Si Min Chan (Singapore)National University Health System, Singapore Khoo Teck Puat-National University Children's Medical Institute
Author Of 1 Presentation
MILD COVID-19 INFECTION GENERATES DURABLE ANTIBODY RESPONSES IN UNVACCINATED CHILDREN
Antibody titres decline in the months following COVID-19 in adults. COVID-19 is typically milder in children and there is limited data on durability of humoral responses following natural infection in this cohort.
Children aged ≤17 years old with SARS-CoV-2 infection diagnosed by RT-PCR at our centre were recruited between January and July 2021. Subjects underwent serological testing for anti-Spike and anti-N-capsid Immunoglobulin G (IgG) antibodies at time of diagnosis. Subjects underwent point of care testing (POCT) (ASSURE® SARS-CoV-2 IgG/IgM Rapid Test) for total SARS-CoV-2 IgG at 0-6 weeks post diagnosis. POCT testing was repeated with serological testing and testing for SARS-CoV-2 neutralising antibodies (cPASS™ assay) at 3-6 months, 12 months, and 24 months post-diagnosis. Subjects were allowed to be recruited into the study at any timepoint.
The results summarise preliminary data for 23 children. Median age of the cohort was 5.9 years (range 8 months -17 years).

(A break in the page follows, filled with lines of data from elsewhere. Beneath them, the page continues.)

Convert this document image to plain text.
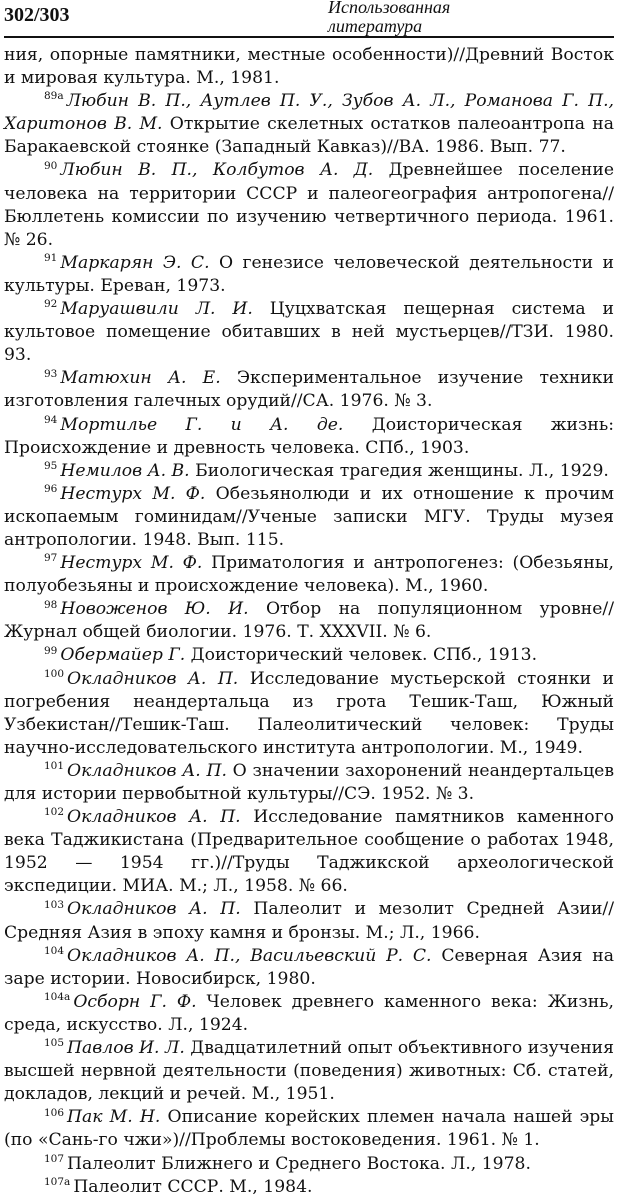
302/303	Использованная
литература

ния, опорные памятники, местные особенности)//Древний Восток и мировая культура. М., 1981.

$^{89а}$ Любин В. П., Аутлев П. У., Зубов А. Л., Романова Г. П., Харитонов В. М. Открытие скелетных остатков палеоантропа на Баракаевской стоянке (Западный Кавказ)//ВА. 1986. Вып. 77.

$^{90}$ Любин В. П., Колбутов А. Д. Древнейшее поселение человека на территории СССР и палеогеография антропогена//Бюллетень комиссии по изучению четвертичного периода. 1961. № 26.

$^{91}$ Маркарян Э. С. О генезисе человеческой деятельности и культуры. Ереван, 1973.

$^{92}$ Маруашвили Л. И. Цуцхватская пещерная система и культовое помещение обитавших в ней мустьерцев//ТЗИ. 1980. 93.

$^{93}$ Матюхин А. Е. Экспериментальное изучение техники изготовления галечных орудий//СА. 1976. № 3.

$^{94}$ Мортилье Г. и А. де. Доисторическая жизнь: Происхождение и древность человека. СПб., 1903.

$^{95}$ Немилов А. В. Биологическая трагедия женщины. Л., 1929.

$^{96}$ Нестурх М. Ф. Обезьянолюди и их отношение к прочим ископаемым гоминидам//Ученые записки МГУ. Труды музея антропологии. 1948. Вып. 115.

$^{97}$ Нестурх М. Ф. Приматология и антропогенез: (Обезьяны, полуобезьяны и происхождение человека). М., 1960.

$^{98}$ Новоженов Ю. И. Отбор на популяционном уровне//Журнал общей биологии. 1976. Т. XXXVII. № 6.

$^{99}$ Обермайер Г. Доисторический человек. СПб., 1913.

$^{100}$ Окладников А. П. Исследование мустьерской стоянки и погребения неандертальца из грота Тешик-Таш, Южный Узбекистан//Тешик-Таш. Палеолитический человек: Труды научно-исследовательского института антропологии. М., 1949.

$^{101}$ Окладников А. П. О значении захоронений неандертальцев для истории первобытной культуры//СЭ. 1952. № 3.

$^{102}$ Окладников А. П. Исследование памятников каменного века Таджикистана (Предварительное сообщение о работах 1948, 1952 — 1954 гг.)//Труды Таджикской археологической экспедиции. МИА. М.; Л., 1958. № 66.

$^{103}$ Окладников А. П. Палеолит и мезолит Средней Азии//Средняя Азия в эпоху камня и бронзы. М.; Л., 1966.

$^{104}$ Окладников А. П., Васильевский Р. С. Северная Азия на заре истории. Новосибирск, 1980.

$^{104а}$ Осборн Г. Ф. Человек древнего каменного века: Жизнь, среда, искусство. Л., 1924.

$^{105}$ Павлов И. Л. Двадцатилетний опыт объективного изучения высшей нервной деятельности (поведения) животных: Сб. статей, докладов, лекций и речей. М., 1951.

$^{106}$ Пак М. Н. Описание корейских племен начала нашей эры (по «Сань-го чжи»)//Проблемы востоковедения. 1961. № 1.

$^{107}$ Палеолит Ближнего и Среднего Востока. Л., 1978.

$^{107а}$ Палеолит СССР. М., 1984.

None were immunosuppressed or had significant co-morbidities. 21 children had a positive household contact. 12 children were asymptomatic at time of diagnosis; all eventually had asymptomatic or mild disease. There were no cases of multisystem inflammatory syndrome in children, or re-infection in the child or their household contacts. 7/18 (39%) children were already seropositive at time of diagnosis on serology testing. On POCT, at 0-6 weeks, 5/6 (83%) children were seropositive; seropositivity persisted in all children at 3-6 months (n=8) and in 5/6 (83%) children at 12 months (figure 1). The study of temporal kinetics for anti-Spike and anti-N-capsid IgG antibodies, and neutralising antibody titres is still ongoing.
Even mild COVID-19 infection induces durable seroconversion in children with detectable IgG levels at 1 year after infection in the majority.